For Pastner, the deference is accentuated not only because, at 43 years old, he is the youngest coach in the ACC. Pastner has known the likes of Boeheim, Krzyzewski and Williams since he was in high school and all three already were entrenched as icons in the game. The story has been repeated, but when Pastner was in high school, he was the coach of his father Hal’s Houston-based AAU team. In that role, he came to know those three coaches and many others still now in the profession.
“I don’t take it for granted,” Pastner said of his job in the ACC. “You look around the room, there’s multiple Hall of Famers in the room. You pinch yourself, but you’re going to be a competitor and you want to win. But you also recognize the fragileness of the job. When I say fragileness, the preciousness of how precious these jobs are. You don’t’ take these things for granted.”
Pastner’s father even has a photo of his son with Krzyzewski when the two were at a Nike All-American camp in Indianapolis, Krzyzewski there to recruit and Pastner to coach. It is from around 1995, when Pastner would have been a few months shy of his 18th birthday and the legendary coach would have been going into his 16th season at Duke, 48 years old with two of his five national titles and seven of his 12 Final Four trips under his belt.
On Wednesday, Pastner was asked what that boy coach might have said had he been told that, in 26 years, he would be on the opposing bench against those giants in the ACC and beat all of them. His first response was to clarify that the wins aren’t his, but his players’.
With that being said, “I would probably say, ‘Let’s go. Let’s do it,’” Pastner told the AJC.
By that point in his life, Pastner knew he wanted a career in basketball, but realized that his path was coaching, not playing.
“That would be something where, if you’re going to compete and you’re a competitor, you want to win all those games, not just coach in them,” Pastner told the AJC. “I would hope I would say, ‘I hope I have the opportunity to do that.’ That’s all you can ask for in life, is have opportunities.”
As a competitor, more than the satisfaction of stopping Duke’s 14-game winning streak in the series, Pastner’s joy was grounded in the present. Beating Duke meant a significant win and another step closer to the NCAA tournament. The win gave the Jackets another “quad-2” win, improving Tech’s record in games against quad-1 and quad-2 competition (categories of games grouped by the opponent’s NET ranking and game site – home, road and neutral) to 8-6.
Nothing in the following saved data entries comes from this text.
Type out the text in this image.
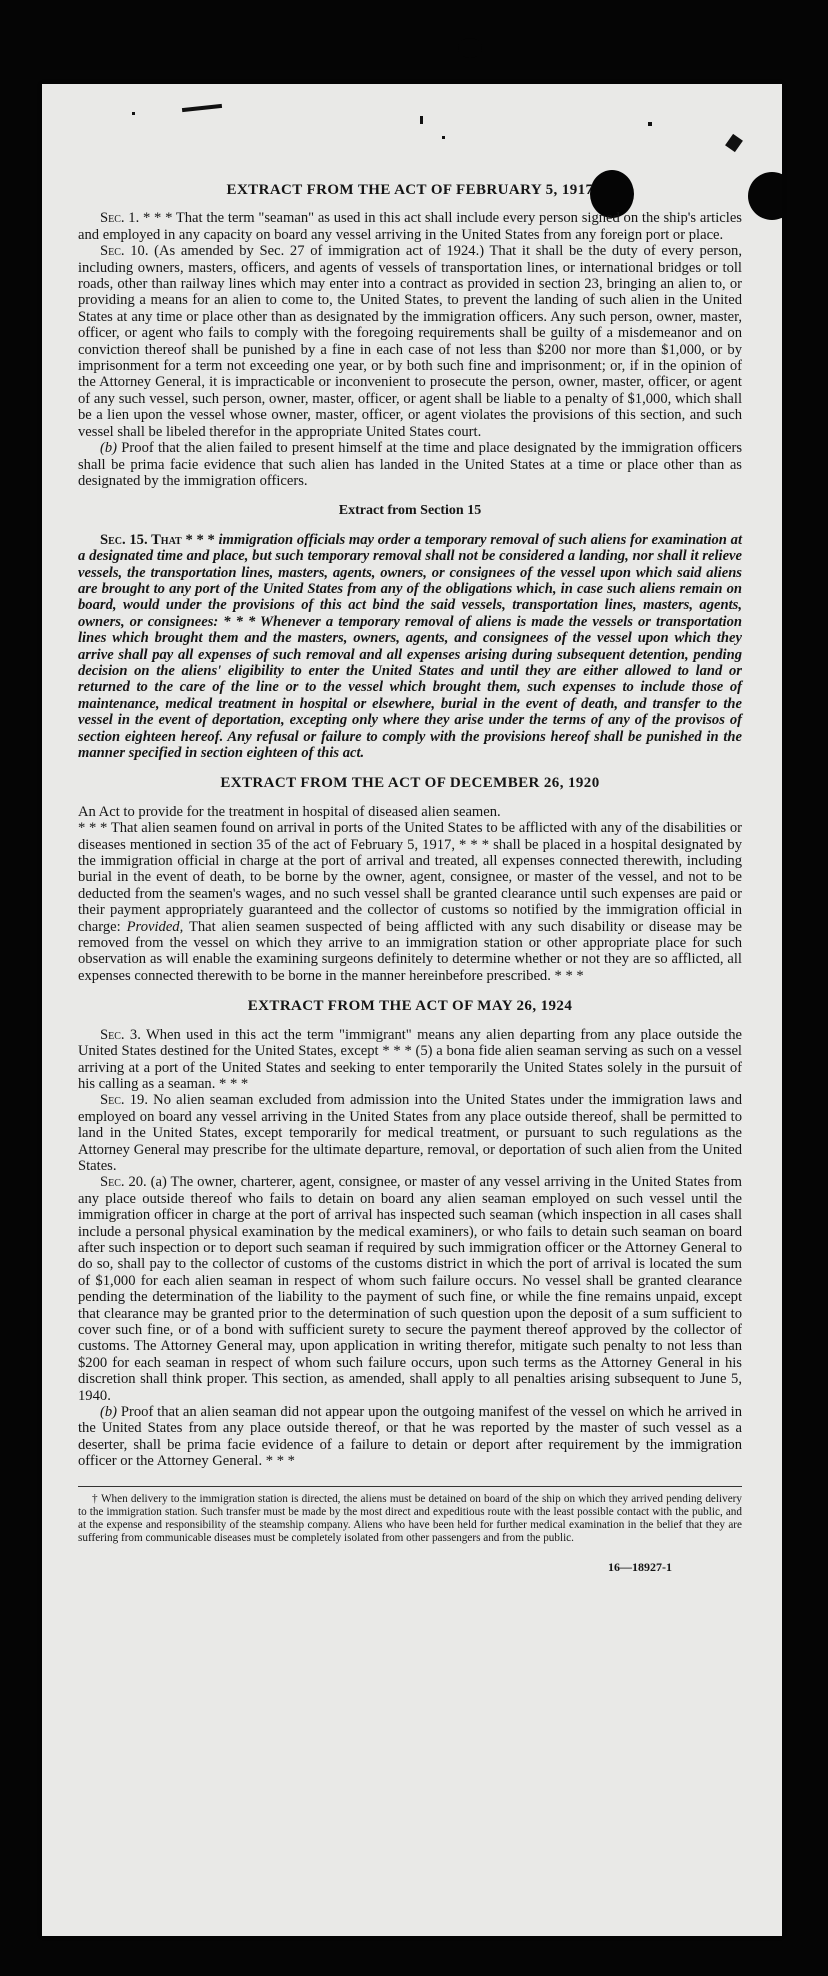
EXTRACT FROM THE ACT OF FEBRUARY 5, 1917

Sec. 1. * * * That the term "seaman" as used in this act shall include every person signed on the ship's articles and employed in any capacity on board any vessel arriving in the United States from any foreign port or place.

Sec. 10. (As amended by Sec. 27 of immigration act of 1924.) That it shall be the duty of every person, including owners, masters, officers, and agents of vessels of transportation lines, or international bridges or toll roads, other than railway lines which may enter into a contract as provided in section 23, bringing an alien to, or providing a means for an alien to come to, the United States, to prevent the landing of such alien in the United States at any time or place other than as designated by the immigration officers. Any such person, owner, master, officer, or agent who fails to comply with the foregoing requirements shall be guilty of a misdemeanor and on conviction thereof shall be punished by a fine in each case of not less than $200 nor more than $1,000, or by imprisonment for a term not exceeding one year, or by both such fine and imprisonment; or, if in the opinion of the Attorney General, it is impracticable or inconvenient to prosecute the person, owner, master, officer, or agent of any such vessel, such person, owner, master, officer, or agent shall be liable to a penalty of $1,000, which shall be a lien upon the vessel whose owner, master, officer, or agent violates the provisions of this section, and such vessel shall be libeled therefor in the appropriate United States court.

(b) Proof that the alien failed to present himself at the time and place designated by the immigration officers shall be prima facie evidence that such alien has landed in the United States at a time or place other than as designated by the immigration officers.

Extract from Section 15

Sec. 15. That * * * immigration officials may order a temporary removal of such aliens for examination at a designated time and place, but such temporary removal shall not be considered a landing, nor shall it relieve vessels, the transportation lines, masters, agents, owners, or consignees of the vessel upon which said aliens are brought to any port of the United States from any of the obligations which, in case such aliens remain on board, would under the provisions of this act bind the said vessels, transportation lines, masters, agents, owners, or consignees: * * * Whenever a temporary removal of aliens is made the vessels or transportation lines which brought them and the masters, owners, agents, and consignees of the vessel upon which they arrive shall pay all expenses of such removal and all expenses arising during subsequent detention, pending decision on the aliens' eligibility to enter the United States and until they are either allowed to land or returned to the care of the line or to the vessel which brought them, such expenses to include those of maintenance, medical treatment in hospital or elsewhere, burial in the event of death, and transfer to the vessel in the event of deportation, excepting only where they arise under the terms of any of the provisos of section eighteen hereof. Any refusal or failure to comply with the provisions hereof shall be punished in the manner specified in section eighteen of this act.

EXTRACT FROM THE ACT OF DECEMBER 26, 1920

An Act to provide for the treatment in hospital of diseased alien seamen.

* * * That alien seamen found on arrival in ports of the United States to be afflicted with any of the disabilities or diseases mentioned in section 35 of the act of February 5, 1917, * * * shall be placed in a hospital designated by the immigration official in charge at the port of arrival and treated, all expenses connected therewith, including burial in the event of death, to be borne by the owner, agent, consignee, or master of the vessel, and not to be deducted from the seamen's wages, and no such vessel shall be granted clearance until such expenses are paid or their payment appropriately guaranteed and the collector of customs so notified by the immigration official in charge: Provided, That alien seamen suspected of being afflicted with any such disability or disease may be removed from the vessel on which they arrive to an immigration station or other appropriate place for such observation as will enable the examining surgeons definitely to determine whether or not they are so afflicted, all expenses connected therewith to be borne in the manner hereinbefore prescribed. * * *

EXTRACT FROM THE ACT OF MAY 26, 1924

Sec. 3. When used in this act the term "immigrant" means any alien departing from any place outside the United States destined for the United States, except * * * (5) a bona fide alien seaman serving as such on a vessel arriving at a port of the United States and seeking to enter temporarily the United States solely in the pursuit of his calling as a seaman. * * *

Sec. 19. No alien seaman excluded from admission into the United States under the immigration laws and employed on board any vessel arriving in the United States from any place outside thereof, shall be permitted to land in the United States, except temporarily for medical treatment, or pursuant to such regulations as the Attorney General may prescribe for the ultimate departure, removal, or deportation of such alien from the United States.

Sec. 20. (a) The owner, charterer, agent, consignee, or master of any vessel arriving in the United States from any place outside thereof who fails to detain on board any alien seaman employed on such vessel until the immigration officer in charge at the port of arrival has inspected such seaman (which inspection in all cases shall include a personal physical examination by the medical examiners), or who fails to detain such seaman on board after such inspection or to deport such seaman if required by such immigration officer or the Attorney General to do so, shall pay to the collector of customs of the customs district in which the port of arrival is located the sum of $1,000 for each alien seaman in respect of whom such failure occurs. No vessel shall be granted clearance pending the determination of the liability to the payment of such fine, or while the fine remains unpaid, except that clearance may be granted prior to the determination of such question upon the deposit of a sum sufficient to cover such fine, or of a bond with sufficient surety to secure the payment thereof approved by the collector of customs. The Attorney General may, upon application in writing therefor, mitigate such penalty to not less than $200 for each seaman in respect of whom such failure occurs, upon such terms as the Attorney General in his discretion shall think proper. This section, as amended, shall apply to all penalties arising subsequent to June 5, 1940.

(b) Proof that an alien seaman did not appear upon the outgoing manifest of the vessel on which he arrived in the United States from any place outside thereof, or that he was reported by the master of such vessel as a deserter, shall be prima facie evidence of a failure to detain or deport after requirement by the immigration officer or the Attorney General. * * *

† When delivery to the immigration station is directed, the aliens must be detained on board of the ship on which they arrived pending delivery to the immigration station. Such transfer must be made by the most direct and expeditious route with the least possible contact with the public, and at the expense and responsibility of the steamship company. Aliens who have been held for further medical examination in the belief that they are suffering from communicable diseases must be completely isolated from other passengers and from the public.

16—18927-1
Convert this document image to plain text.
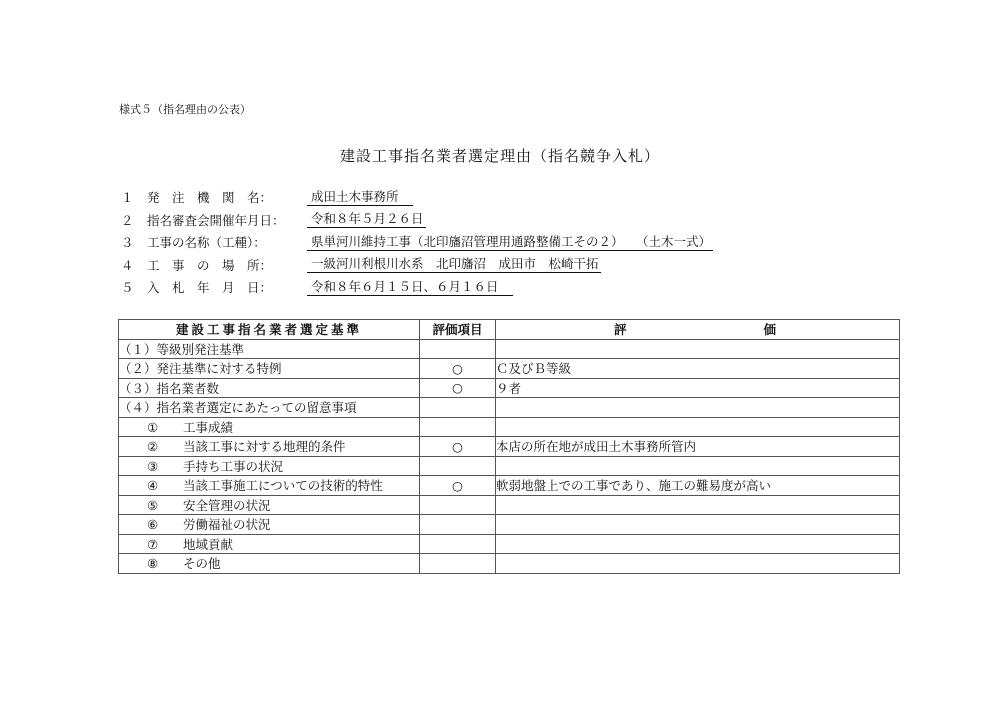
様式５（指名理由の公表）
建設工事指名業者選定理由（指名競争入札）
１	発　注　機　関　名：	成田土木事務所　
２	指名審査会開催年月日：	令和８年５月２６日
３	工事の名称（工種）：	県単河川維持工事（北印旛沼管理用通路整備工その２）　　（土木一式）
４	工　事　の　場　所：	一級河川利根川水系　北印旛沼　成田市　松崎干拓
５	入　札　年　月　日：	令和８年６月１５日、６月１６日　
建設工事指名業者選定基準	評価項目	評 価

（１）等級別発注基準		
（２）発注基準に対する特例	○	Ｃ及びＢ等級
（３）指名業者数	○	９者
（４）指名業者選定にあたっての留意事項		
① 工事成績		
② 当該工事に対する地理的条件	○	本店の所在地が成田土木事務所管内
③ 手持ち工事の状況		
④ 当該工事施工についての技術的特性	○	軟弱地盤上での工事であり、施工の難易度が高い
⑤ 安全管理の状況		
⑥ 労働福祉の状況		
⑦ 地域貢献		
⑧ その他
There are only 23 teams who have played at least 10 quad-1 and quad-2 games who have performed better. Heading into the regular-season finale at Wake Forest on Friday, Tech is in fairly exclusive company. In his projection posted early Wednesday, ESPN bracket analyst Joe Lunardi placed the Jackets as a No. 11 seed in the field of 68.
“I never take a win for granted,” Pastner said. “When I tell you I understand the preciousness and fragileness of the job, that’s why I say it takes a village to be able to win one game, and that village is your assistants and your players and the staff. It takes everybody involved. I’ve had great student-athletes and great staff members to help me be able to have some success.”
Virginia Tech’s Mike Young would seem the favorite to be ACC coach of the year, but the Jackets’ strong finish will merit Pastner some consideration. He already won it in 2017, his first season. At the least, it’s become a little easier to find Waldo.